Apakah saran-saran ini akan diadopsi masih belum pasti, tetapi yang jelas adalah bahwa visi Ahmed bertujuan untuk melampaui hieroglif dan mencakup aksara hieratik dan demotik, dengan rencana untuk memperluas ke Sumeria, Yunani kuno, dan Cina.
“Ini bukan sekadar terjemahan,” ujarnya. “Ini soal pengucapan. Bayangkan mendengar ‘hyr wnfr’, yang berarti ‘halo dan selamat datang’, diucapkan dengan lantang setelah berabad-abad.”
Masa Lalu yang Dapat Menerangi Masa Depan
Meskipun menghadapi berbagai tantangan, kesuksesan Manetho terus berkembang. Pada Desember 2024, aplikasi ini memenangkan juara pertama di Mesir dalam kompetisi Huawei Sparkle Innovation, yang memungkinkannya berkompetisi di tingkat Afrika. Pada Mei 2025, aplikasi ini dipuji sebagai salah satu startup global teratas di Guangzhou, China.
Selain itu, aplikasi tersebut dipilih dari 500 proyek untuk bergabung dalam inkubator Kementerian Komunikasi, memperoleh sertifikasi dari Uni Eropa dan Asosiasi Talermo. Pada Hari Museum Internasional yang diadakan di Museum Nasional Peradaban Mesir di bawah perlindungan UNESCO, aplikasi ini juga mendapat sorotan pengunjung.

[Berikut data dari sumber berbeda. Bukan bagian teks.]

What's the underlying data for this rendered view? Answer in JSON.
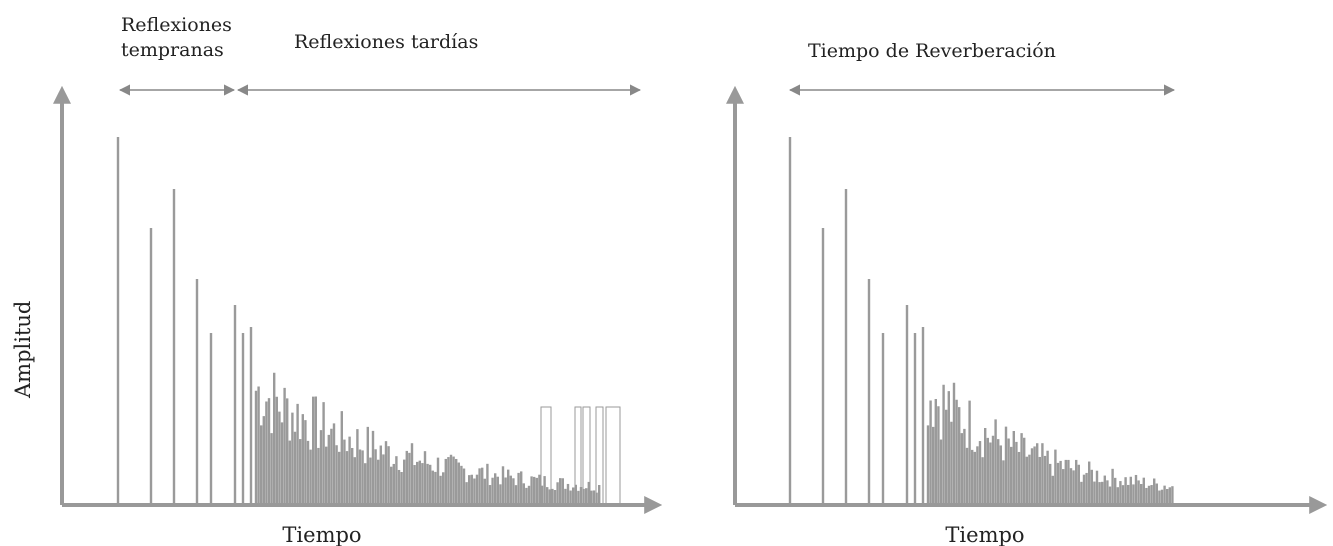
{
  "colors": {
    "axis": "#999999",
    "spike": "#9a9a9a",
    "arrow": "#888888",
    "text": "#222222"
  },
  "labels": {
    "y_axis": "Amplitud",
    "left_x_axis": "Tiempo",
    "right_x_axis": "Tiempo",
    "early_reflections": "Reflexiones\ntempranas",
    "late_reflections": "Reflexiones tardías",
    "reverberation_time": "Tiempo de Reverberación"
  }
}
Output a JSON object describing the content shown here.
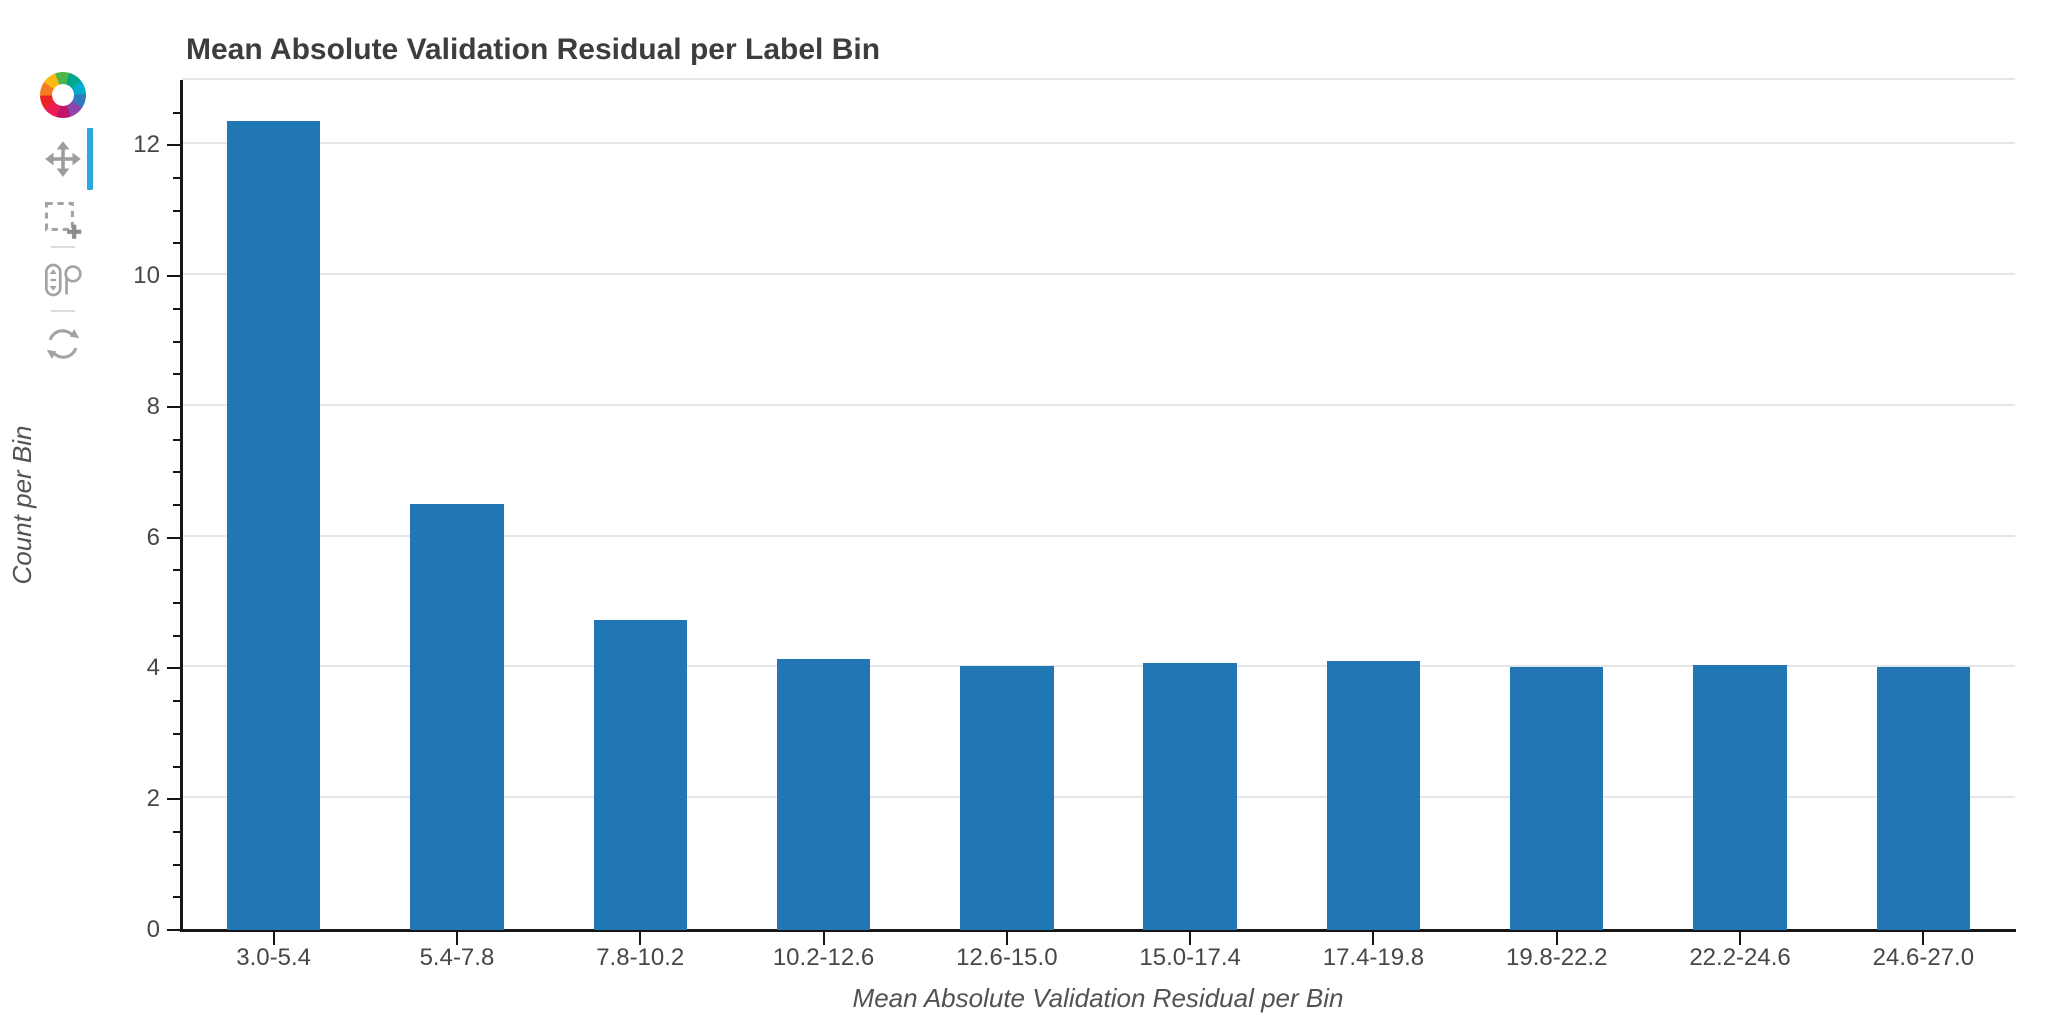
{
  "chart_data": {
    "type": "bar",
    "title": "Mean Absolute Validation Residual per Label Bin",
    "xlabel": "Mean Absolute Validation Residual per Bin",
    "ylabel": "Count per Bin",
    "categories": [
      "3.0-5.4",
      "5.4-7.8",
      "7.8-10.2",
      "10.2-12.6",
      "12.6-15.0",
      "15.0-17.4",
      "17.4-19.8",
      "19.8-22.2",
      "22.2-24.6",
      "24.6-27.0"
    ],
    "values": [
      12.37,
      6.51,
      4.74,
      4.14,
      4.04,
      4.08,
      4.11,
      4.02,
      4.05,
      4.02
    ],
    "ylim": [
      0,
      13
    ],
    "y_ticks": [
      0,
      2,
      4,
      6,
      8,
      10,
      12
    ],
    "y_minor_step": 0.5,
    "grid": "horizontal-major-only",
    "legend": "none",
    "bar_width_fraction": 0.51
  },
  "toolbar": {
    "logo_icon": "bokeh-logo",
    "tools": [
      {
        "icon": "pan-move-icon",
        "active": true
      },
      {
        "icon": "box-zoom-icon",
        "active": false
      },
      {
        "icon": "wheel-zoom-icon",
        "active": false
      },
      {
        "icon": "reset-icon",
        "active": false
      }
    ]
  },
  "colors": {
    "bar": "#2077b4",
    "active_tool_indicator": "#29a8e0",
    "gridline": "#e6e6e6",
    "axis_line": "#161616",
    "title_text": "#3d3d3d",
    "tick_label_text": "#474747",
    "axis_label_text": "#525252",
    "toolbar_icon": "#a3a3a3"
  }
}
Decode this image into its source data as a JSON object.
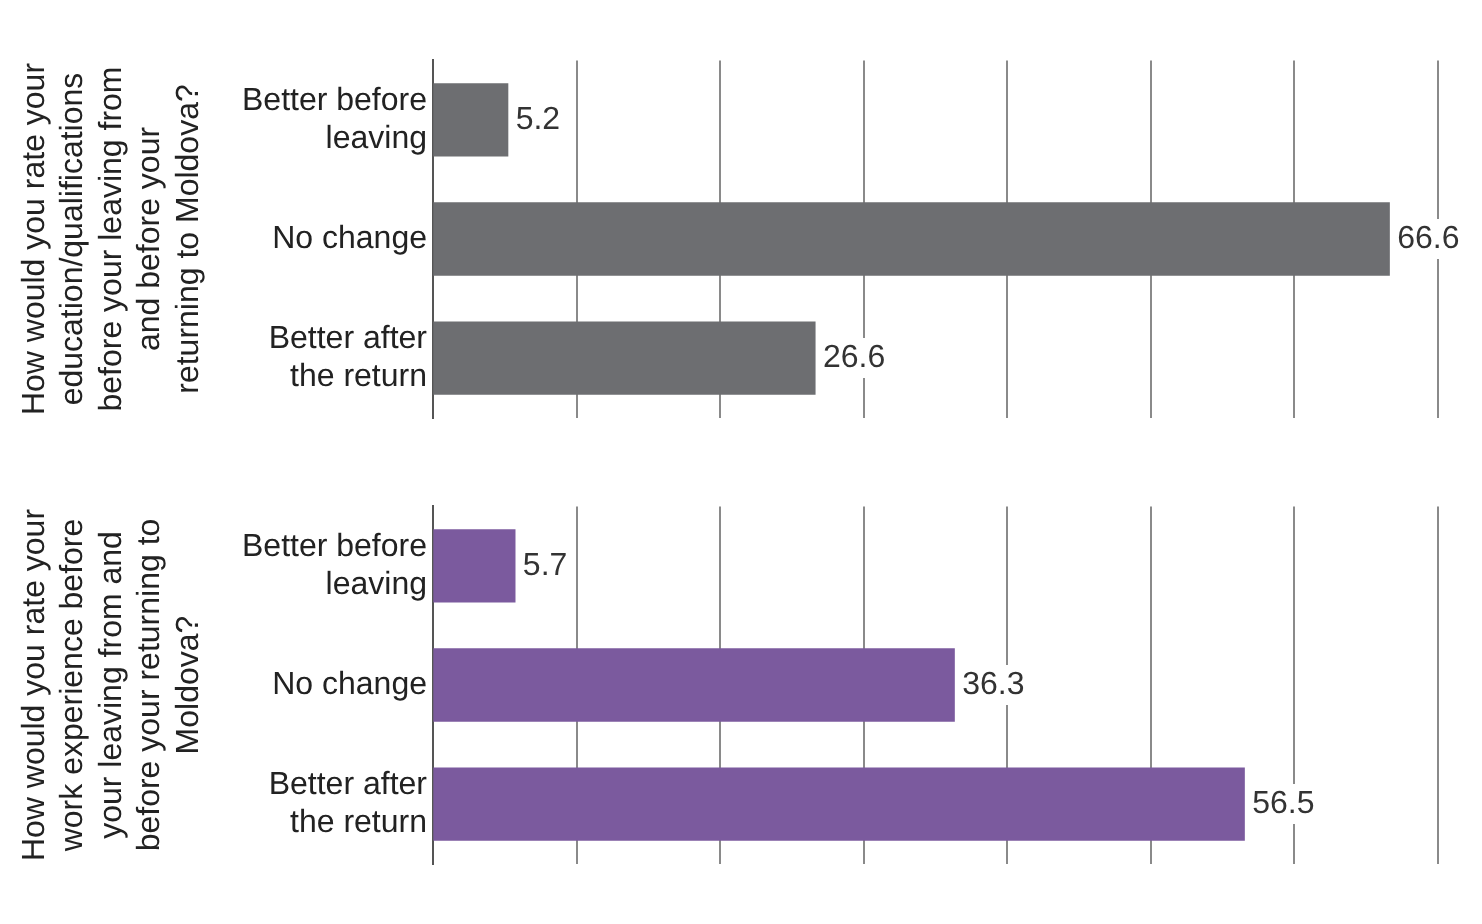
{
  "chart_data": [
    {
      "type": "bar",
      "orientation": "horizontal",
      "ylabel": "How would you rate your education/qualifications before your leaving from and before your returning to Moldova?",
      "categories": [
        "Better before leaving",
        "No change",
        "Better after the return"
      ],
      "values": [
        5.2,
        66.6,
        26.6
      ],
      "color": "#6d6e71",
      "xlim": [
        0,
        70
      ],
      "xticks": [
        {
          "value": 0,
          "label": null
        },
        {
          "value": 10,
          "label": null
        },
        {
          "value": 20,
          "label": null
        },
        {
          "value": 30,
          "label": null
        },
        {
          "value": 40,
          "label": null
        },
        {
          "value": 50,
          "label": null
        },
        {
          "value": 60,
          "label": null
        },
        {
          "value": 70,
          "label": null
        }
      ],
      "grid": "x",
      "tick_labels": "y",
      "data_labels": true
    },
    {
      "type": "bar",
      "orientation": "horizontal",
      "ylabel": "How would you rate your work experience before your leaving from and before your returning to Moldova?",
      "categories": [
        "Better before leaving",
        "No change",
        "Better after the return"
      ],
      "values": [
        5.7,
        36.3,
        56.5
      ],
      "color": "#7b5a9e",
      "xlim": [
        0,
        70
      ],
      "grid": "x",
      "tick_labels": "y",
      "data_labels": true
    }
  ]
}
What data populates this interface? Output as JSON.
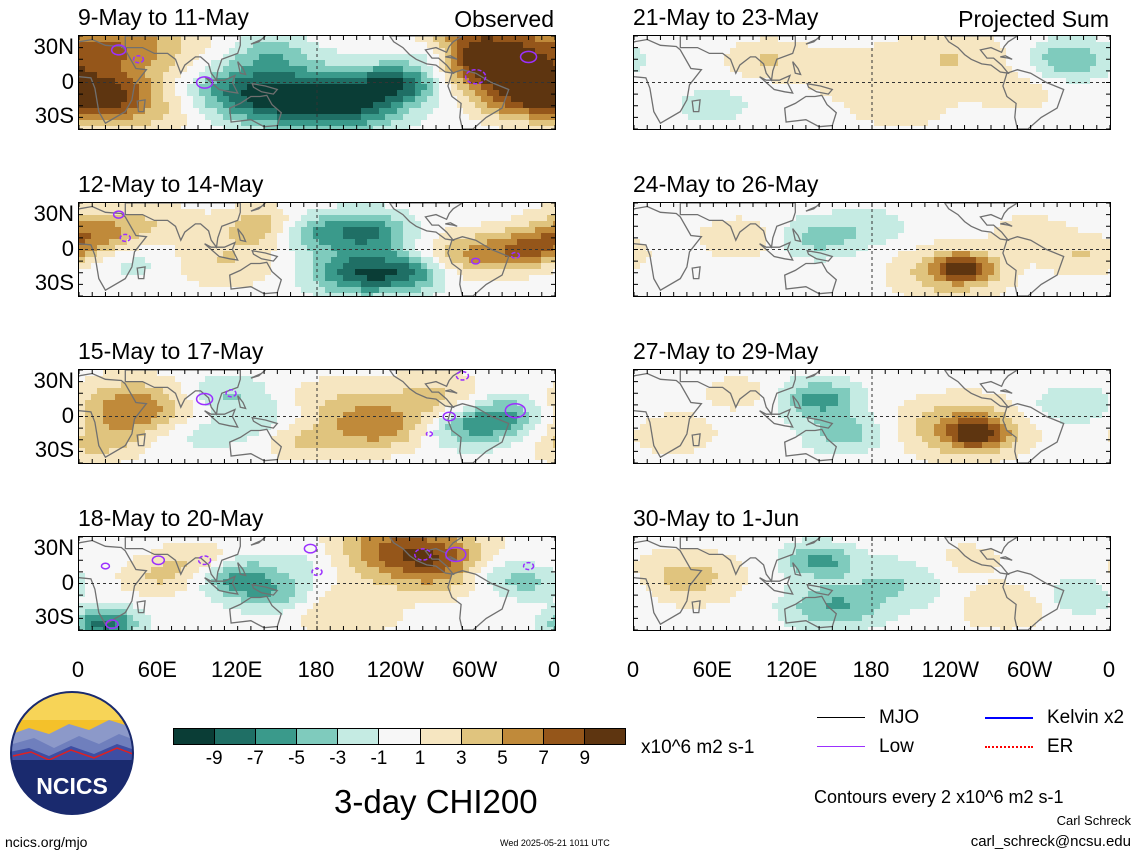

Tonggak-tonggak penting ini tidak bisa dan tidak boleh diabaikan, terutama karena Dark Pyramid — sebuah perusahaan yang berpengalaman dalam AI untuk pertanian, industri, dan perdagangan — memandang Manetho sebagai warisan, sebuah etalase “teknologi 100% Mesir” yang bersaing dalam skala global.
Seperti yang dikatakan para pendirinya, “Manetho adalah anugerah bagi Mesir dan dunia, membantu suara-suara kuno Sungai Nil didengar lebih jelas daripada sebelumnya. Seiring Mesir merangkul berbagai penemuan, inovasi lokal ini membuktikan bahwa menguraikan masa lalu dapat menerangi masa depan.”